In California and across the country, voters of all stripes are asking elected leaders to focus on crime prevention and treatment and stop overcrowding prisons with poor, vulnerable people who pose little safety threat to our communities. At the forefront of this fight are locally elected prosecutors who have the power to implement critical criminal justice reforms.
In Los Angeles County, voters heartily supported measures to decriminalize marijuana, reduce draconian sentences for low-level offenses such as shoplifting, and increase parole opportunities for people who commit certain nonviolent offenses. These are common-sense policies that make the justice system more fair and humane, while keeping Californians safe.
With such widespread support, it’s disheartening that Los Angeles County’s top prosecutor, Dist. Atty. Jackie Lacey, hasn’t embraced some criminal justice reforms.Take the incarceration rate of Los Angeles County. We have about 618 people in prison per 100,000 residents, which is significantly higher than California’s overall rate of 496 per 100,000 residents and more than four times higher than San Francisco’s rate. Black residents are incarcerated at four times the rate of white residents.
It’s disheartening that Los Angeles County’s top prosecutor, Dist. Atty. Jackie Lacey, hasn’t embraced some criminal justice reforms.
Yet Lacey has opposed key reforms, such as ending cash bail, that could bring that rate down. Criminal justice is supposed to be about safety, not wealth. But that’s not how our bail system operates. Wealthy people can raise bail for their loved ones; poor people often can’t.
This often means that a person who is wealthy and charged with a serious offense can purchase his or her freedom while people who struggle to make ends meet are locked in jail on comparatively minor charges. Elected prosecutors in Chicago, Houston, Philadelphia, and St. Louis have recently implemented or supported bail reform in their offices. In San Francisco, Dist. Atty. George Gascón called cash bail “inherently unfair and archaic.”
Another issue on which Lacey has fallen short is addressing violence by police. In communities nationwide, reform-minded district attorneys are appointing independent prosecutors within their offices to investigate police shootings, which disproportionately affect people of color. An impartial investigation helps ensure justice is served and police are held accountable. Lacey has not taken this route. Moreover, the D.A.’s office has repeatedly declined to charge police officers in fatal shootings of unarmed black people, including in one case in which then-Los Angeles police chief Charlie Beck said the officer should be criminally prosecuted.
Lacey has been out of step with voters in the county on other key criminal justice measures as well. She opposed Proposition 57 (supported by 67% of L.A. voters), which increased parole chances for certain people convicted of nonviolent crimes who posed no ongoing threat to their communities.
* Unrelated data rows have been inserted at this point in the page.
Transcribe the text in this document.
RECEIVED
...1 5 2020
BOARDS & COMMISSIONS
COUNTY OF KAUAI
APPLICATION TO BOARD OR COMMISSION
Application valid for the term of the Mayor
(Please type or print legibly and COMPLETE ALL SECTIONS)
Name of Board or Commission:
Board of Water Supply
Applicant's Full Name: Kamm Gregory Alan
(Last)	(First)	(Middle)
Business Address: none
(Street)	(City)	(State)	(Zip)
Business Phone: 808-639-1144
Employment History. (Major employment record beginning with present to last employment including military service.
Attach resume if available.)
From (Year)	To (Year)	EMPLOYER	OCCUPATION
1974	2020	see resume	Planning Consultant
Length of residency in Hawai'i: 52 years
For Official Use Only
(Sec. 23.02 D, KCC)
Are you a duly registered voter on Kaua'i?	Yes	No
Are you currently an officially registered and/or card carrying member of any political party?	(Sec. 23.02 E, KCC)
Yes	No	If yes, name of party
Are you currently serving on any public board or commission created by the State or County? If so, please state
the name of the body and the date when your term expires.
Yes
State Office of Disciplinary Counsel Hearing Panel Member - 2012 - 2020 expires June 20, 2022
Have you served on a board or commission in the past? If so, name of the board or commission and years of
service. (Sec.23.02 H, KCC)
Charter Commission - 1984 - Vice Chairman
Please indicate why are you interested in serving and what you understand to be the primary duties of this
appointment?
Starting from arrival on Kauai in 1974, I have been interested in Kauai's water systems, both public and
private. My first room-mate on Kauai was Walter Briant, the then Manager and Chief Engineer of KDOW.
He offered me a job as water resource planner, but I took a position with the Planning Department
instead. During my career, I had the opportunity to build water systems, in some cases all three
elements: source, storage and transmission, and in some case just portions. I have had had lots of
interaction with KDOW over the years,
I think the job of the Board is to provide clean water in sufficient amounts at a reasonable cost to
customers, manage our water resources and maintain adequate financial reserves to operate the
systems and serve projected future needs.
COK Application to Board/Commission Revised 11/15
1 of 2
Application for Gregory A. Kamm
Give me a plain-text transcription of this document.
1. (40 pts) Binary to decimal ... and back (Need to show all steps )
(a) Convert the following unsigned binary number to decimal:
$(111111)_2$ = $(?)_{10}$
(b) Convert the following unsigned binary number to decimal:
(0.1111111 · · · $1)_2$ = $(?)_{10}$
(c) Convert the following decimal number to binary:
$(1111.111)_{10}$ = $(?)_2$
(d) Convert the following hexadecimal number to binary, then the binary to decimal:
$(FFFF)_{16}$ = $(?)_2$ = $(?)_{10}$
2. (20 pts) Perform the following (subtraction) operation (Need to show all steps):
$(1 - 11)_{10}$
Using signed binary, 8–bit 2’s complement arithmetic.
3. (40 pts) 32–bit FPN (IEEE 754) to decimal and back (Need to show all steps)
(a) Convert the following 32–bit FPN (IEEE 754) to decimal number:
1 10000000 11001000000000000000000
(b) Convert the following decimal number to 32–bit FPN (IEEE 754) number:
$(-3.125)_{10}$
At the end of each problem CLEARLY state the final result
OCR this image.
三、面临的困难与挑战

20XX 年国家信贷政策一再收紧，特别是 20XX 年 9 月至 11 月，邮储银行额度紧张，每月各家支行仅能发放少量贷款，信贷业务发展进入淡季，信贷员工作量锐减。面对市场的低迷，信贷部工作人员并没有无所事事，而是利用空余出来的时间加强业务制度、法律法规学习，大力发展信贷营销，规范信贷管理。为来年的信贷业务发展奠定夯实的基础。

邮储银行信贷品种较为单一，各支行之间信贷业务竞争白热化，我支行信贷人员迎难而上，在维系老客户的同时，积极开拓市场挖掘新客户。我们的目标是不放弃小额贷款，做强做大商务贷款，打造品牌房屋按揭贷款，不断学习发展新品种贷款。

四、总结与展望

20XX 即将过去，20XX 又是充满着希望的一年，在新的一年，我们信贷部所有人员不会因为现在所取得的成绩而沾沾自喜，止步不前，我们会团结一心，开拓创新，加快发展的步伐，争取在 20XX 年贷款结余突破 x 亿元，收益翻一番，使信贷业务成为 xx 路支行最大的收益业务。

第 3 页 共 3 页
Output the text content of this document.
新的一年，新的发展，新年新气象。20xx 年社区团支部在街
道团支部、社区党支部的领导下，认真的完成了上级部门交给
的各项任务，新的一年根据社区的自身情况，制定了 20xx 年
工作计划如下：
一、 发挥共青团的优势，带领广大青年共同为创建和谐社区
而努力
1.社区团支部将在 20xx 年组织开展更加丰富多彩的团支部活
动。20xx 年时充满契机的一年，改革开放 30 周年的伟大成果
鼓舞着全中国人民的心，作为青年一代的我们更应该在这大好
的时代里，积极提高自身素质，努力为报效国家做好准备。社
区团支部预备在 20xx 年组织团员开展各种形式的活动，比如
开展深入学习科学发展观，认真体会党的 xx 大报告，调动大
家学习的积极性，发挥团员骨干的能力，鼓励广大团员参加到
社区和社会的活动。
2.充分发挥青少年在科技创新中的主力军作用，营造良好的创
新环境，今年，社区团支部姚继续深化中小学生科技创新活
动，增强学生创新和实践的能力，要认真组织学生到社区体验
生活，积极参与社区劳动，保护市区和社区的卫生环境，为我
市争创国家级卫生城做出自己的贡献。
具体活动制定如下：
She also opposed Proposition 64, which legalized recreational marijuana, again placing her out of step with the 59.5% of Los Angeles voters who supported the measure.
Though Los Angeles voters twice voted to replace the death penalty with life-without-parole sentences, the D.A.’s office, according to data aggregated from annual reports from the Death Penalty Information Center, has sent more people to death row over the last five years than any other prosecutor’s office in the U.S., except Republican Dist. Atty. Mike Hestrin in Riverside County, and more than the states of Georgia, Louisiana, Mississippi, Tennessee and Virginia combined.
That’s why Mayor Eric Garcetti’s endorsement of Lacey this month for a new term as the county’s top cop was so surprising. Garcetti called Lacey a “proven leader” who “always puts the mission of advancing justice for all above everything else.” Lacey still has a long way to go to earn such praise from our mayor.
As the city, state and nation seek wholesale change in our criminal justice system, it’s crucial that locally elected prosecutors reflect the will of the people they serve and are working to enact pragmatic reforms. We expect more from Lacey and from all of L.A.’s leaders.
There is finally widespread support across the political spectrum for changing the criminal-justice system in meaningful ways. Now we just need key public officials, including Lacey, to get on board.
Patrisse Cullors is co-founder of Black Lives Matter, founder of Dignity and Power Now and chair of Reform L.A. Jails.